O engenheiro de Recursos Hídricos da Vale, Felipe Figueiredo Rocha, afirmou que a diretoria da empresa foi avisada sobre risco de rompimento da barragem B1, na Mina Córrego do Feijão.

O funcionário foi ouvido nesta terça-feira (23) na Comissão Parlamentar de Inquérito do Senado que apura as causas do rompimento em Brumadinho. O pedido para ouvir Felipe Figueiredo Rocha se baseou na informação do Ministério Público de que ele, em uma reunião interna da mineradora, apontou a situação de algumas barragens.

Felipe Rocha confirmou que foi feita uma apresentação sobre os riscos das barragens da empresa em zona de atenção, na qual citava a barragem B1. Segundo ele, os avisos foram dados em um painel de especialistas, com representantes da geotecnia da empresa. No entanto, ele disse que não poderia afirmar se as informações sobre o risco chegaram ao presidente afastado da Vale, Fabio Schvartsman.

Segundo Rocha, apesar dos relatórios, os funcionários da área geotécnica não demonstraram preocupação com um possível rompimento. O engenheiro disse que seu único compromisso é com a verdade e informou que paga sua própria advogada.

Em fevereiro, Felipe Rocha chegou a ficar preso durante cerca de 15 dias, no âmbito das investigações para apurar as responsabilidades no rompimento da barragem.

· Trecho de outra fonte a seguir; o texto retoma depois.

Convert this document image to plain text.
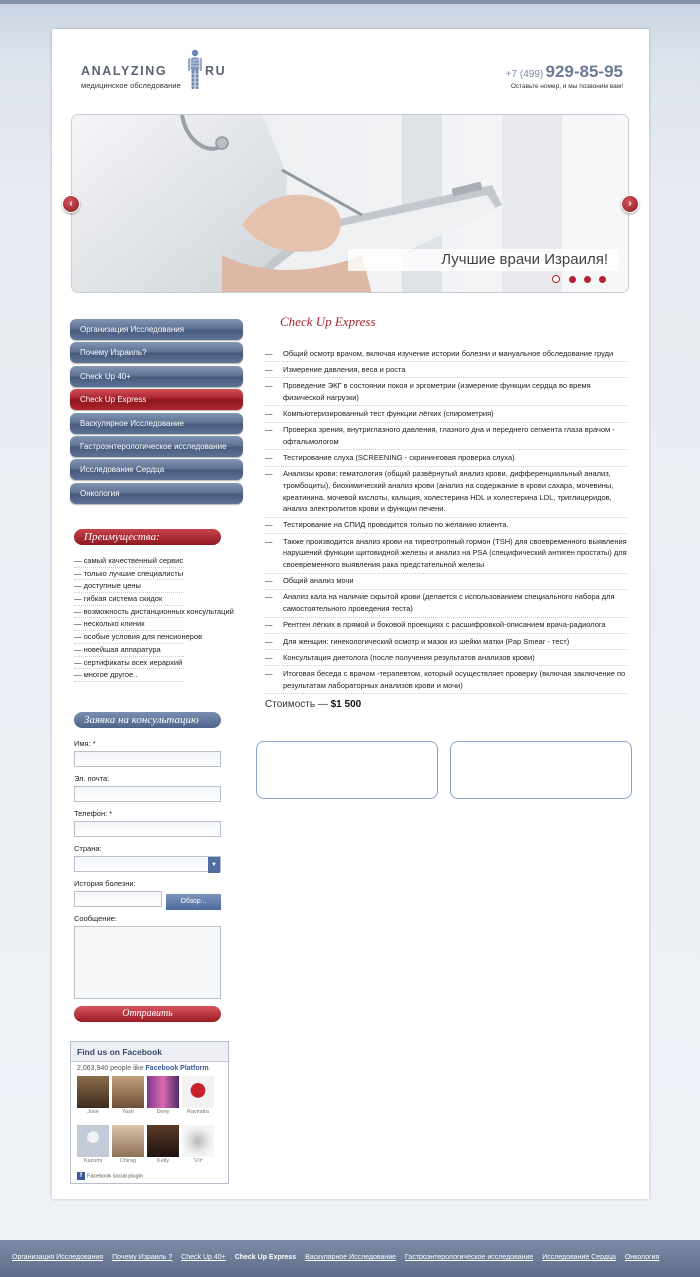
ANALYZING	RU
медицинское обследование
+7 (499) 929-85-95
Оставьте номер, и мы позвоним вам!
Лучшие врачи Израиля!

‹	›
Организация Исследования
Почему Израиль?
Check Up 40+
Check Up Express
Васкулярное Исследование
Гастроэнтерологическое исследование
Исследование Сердца
Онкология
Преимущества:
— самый качественный сервис
— только лучшие специалисты
— доступные цены
— гибкая система скидок
— возможность дистанционных консультаций
— несколько клиник
— особые условия для пенсионеров
— новейшая аппаратура
— сертификаты всех иерархий
— многое другое..
Заявка на консультацию
Имя: *
Эл. почта:
Телефон: *
Страна:
▼
История болезни:
Обзор...
Сообщение:
Отправить
Find us on Facebook
2,063,940 people like Facebook Platform.
Jose	Yash	Dony	Ravindra
Kazumi	Chirag	Kelly	יזהר
f Facebook social plugin
Check Up Express
—	Общий осмотр врачом, включая изучение истории болезни и мануальное обследование груди
—	Измерение давления, веса и роста
—	Проведение ЭКГ в состоянии покоя и эргометрии (измерение функции сердца во время физической нагрузки)
—	Компьютеризированный тест функции лёгких (спирометрия)
—	Проверка зрения, внутриглазного давления, глазного дна и переднего сегмента глаза врачом - офтальмологом
—	Тестирование слуха (SCREENING - скрининговая проверка слуха)
—	Анализы крови: гематология (общий развёрнутый анализ крови, дифференциальный анализ, тромбоцитьі), биохимический анализ крови (анализ на содержание в крови сахара, мочевины, креатинина, мочевой кислоты, кальция, холестерина HDL и холестерина LDL, триглицеридов, анализ электролитов крови и функции печени.
—	Тестирование на СПИД проводится только по желанию клиента.
—	Также производится анализ крови на тиреотропный гормон (TSH) для своевременного выявления нарушений функции щитовидной железы и анализ на PSA (специфический антиген простаты) для своевременного выявления рака предстательной железы
—	Общий анализ мочи
—	Анализ кала на наличие скрытой крови (делается с использованием специального набора для самостоятельного проведения теста)
—	Рентген лёгких в прямой и боковой проекциях с расшифровкой-описанием врача-радиолога
—	Для женщин: гинекологический осмотр и мазок из шейки матки (Pap Smear - тест)
—	Консультация диетолога (после получения результатов анализов крови)
—	Итоговая беседа с врачом -терапевтом, который осуществляет проверку (включая заключение по результатам лабораторных анализов крови и мочи)
Стоимость — $1 500
Организация Исследования Почему Израиль ? Check Up 40+ Check Up Express Васкулярное Исследование Гастроэнтерологическое исследование Исследование Сердца Онкология
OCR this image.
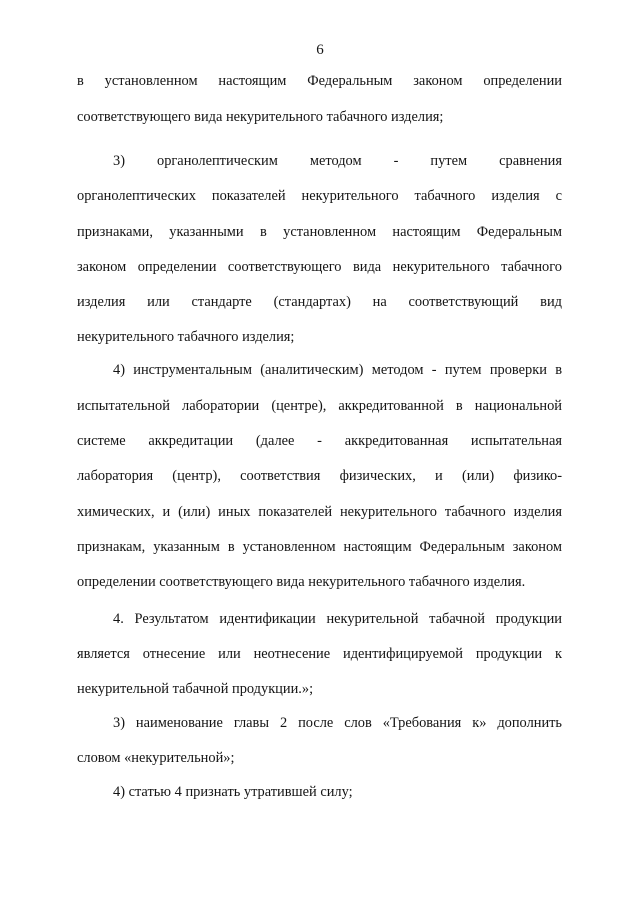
6
в установленном настоящим Федеральным законом определении
соответствующего вида некурительного табачного изделия;
3) органолептическим методом - путем сравнения
органолептических показателей некурительного табачного изделия с
признаками, указанными в установленном настоящим Федеральным
законом определении соответствующего вида некурительного табачного
изделия или стандарте (стандартах) на соответствующий вид
некурительного табачного изделия;
4) инструментальным (аналитическим) методом - путем проверки в
испытательной лаборатории (центре), аккредитованной в национальной
системе аккредитации (далее - аккредитованная испытательная
лаборатория (центр), соответствия физических, и (или) физико-
химических, и (или) иных показателей некурительного табачного изделия
признакам, указанным в установленном настоящим Федеральным законом
определении соответствующего вида некурительного табачного изделия.
4. Результатом идентификации некурительной табачной продукции
является отнесение или неотнесение идентифицируемой продукции к
некурительной табачной продукции.»;
3) наименование главы 2 после слов «Требования к» дополнить
словом «некурительной»;
4) статью 4 признать утратившей силу;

A CPI de Brumadinho também ouviu nesta terça-feira o geólogo da Vale, César Augusto Paulino Grandchamp, que assinou a declaração de condição de estabilidade da barragem 1. Ele negou que tinha conhecimento sobre riscos da barragem.

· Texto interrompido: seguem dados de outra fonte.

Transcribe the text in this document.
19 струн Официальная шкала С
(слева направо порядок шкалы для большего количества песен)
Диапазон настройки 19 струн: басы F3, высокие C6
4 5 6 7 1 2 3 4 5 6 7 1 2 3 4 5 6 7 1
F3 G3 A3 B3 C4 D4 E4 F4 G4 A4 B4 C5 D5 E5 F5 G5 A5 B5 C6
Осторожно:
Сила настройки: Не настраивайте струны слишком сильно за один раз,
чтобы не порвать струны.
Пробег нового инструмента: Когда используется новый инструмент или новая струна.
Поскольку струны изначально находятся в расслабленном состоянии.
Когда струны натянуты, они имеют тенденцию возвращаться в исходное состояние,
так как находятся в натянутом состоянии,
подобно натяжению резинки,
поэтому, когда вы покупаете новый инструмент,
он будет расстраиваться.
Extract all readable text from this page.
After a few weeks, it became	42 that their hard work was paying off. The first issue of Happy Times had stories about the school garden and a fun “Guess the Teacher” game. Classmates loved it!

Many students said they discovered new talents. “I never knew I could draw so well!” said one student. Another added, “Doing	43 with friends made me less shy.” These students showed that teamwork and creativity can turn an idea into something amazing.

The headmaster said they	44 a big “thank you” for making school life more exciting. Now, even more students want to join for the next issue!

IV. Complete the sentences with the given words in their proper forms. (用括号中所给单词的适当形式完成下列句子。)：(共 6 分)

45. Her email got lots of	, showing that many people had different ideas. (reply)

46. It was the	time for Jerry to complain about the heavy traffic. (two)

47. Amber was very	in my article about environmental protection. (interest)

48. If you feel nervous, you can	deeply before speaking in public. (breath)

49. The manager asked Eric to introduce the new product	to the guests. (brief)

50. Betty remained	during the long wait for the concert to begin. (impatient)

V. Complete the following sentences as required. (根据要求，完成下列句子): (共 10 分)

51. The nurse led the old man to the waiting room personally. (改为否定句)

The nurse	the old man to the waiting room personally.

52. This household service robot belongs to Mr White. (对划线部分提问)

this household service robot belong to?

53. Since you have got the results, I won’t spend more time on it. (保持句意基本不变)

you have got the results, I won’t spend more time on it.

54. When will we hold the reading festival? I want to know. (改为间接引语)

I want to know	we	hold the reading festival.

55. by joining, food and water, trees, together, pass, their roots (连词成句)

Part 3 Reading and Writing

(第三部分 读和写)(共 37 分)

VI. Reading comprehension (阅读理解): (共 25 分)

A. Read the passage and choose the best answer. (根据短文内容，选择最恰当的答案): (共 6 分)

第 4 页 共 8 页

Outro convocado para ser ouvido pela CPI, o engenheiro Arsênio Negro Júnior, auditor da empresa alemã Tüv Süd, se negou a responder as perguntas dos senadores. Ele apresentou um habeas corpus para permanecer em silêncio. O engenheiro foi chamado para esclarecer se a empresa havia sido pressionada para assinar os laudos de estabilidade das barragens da Vale.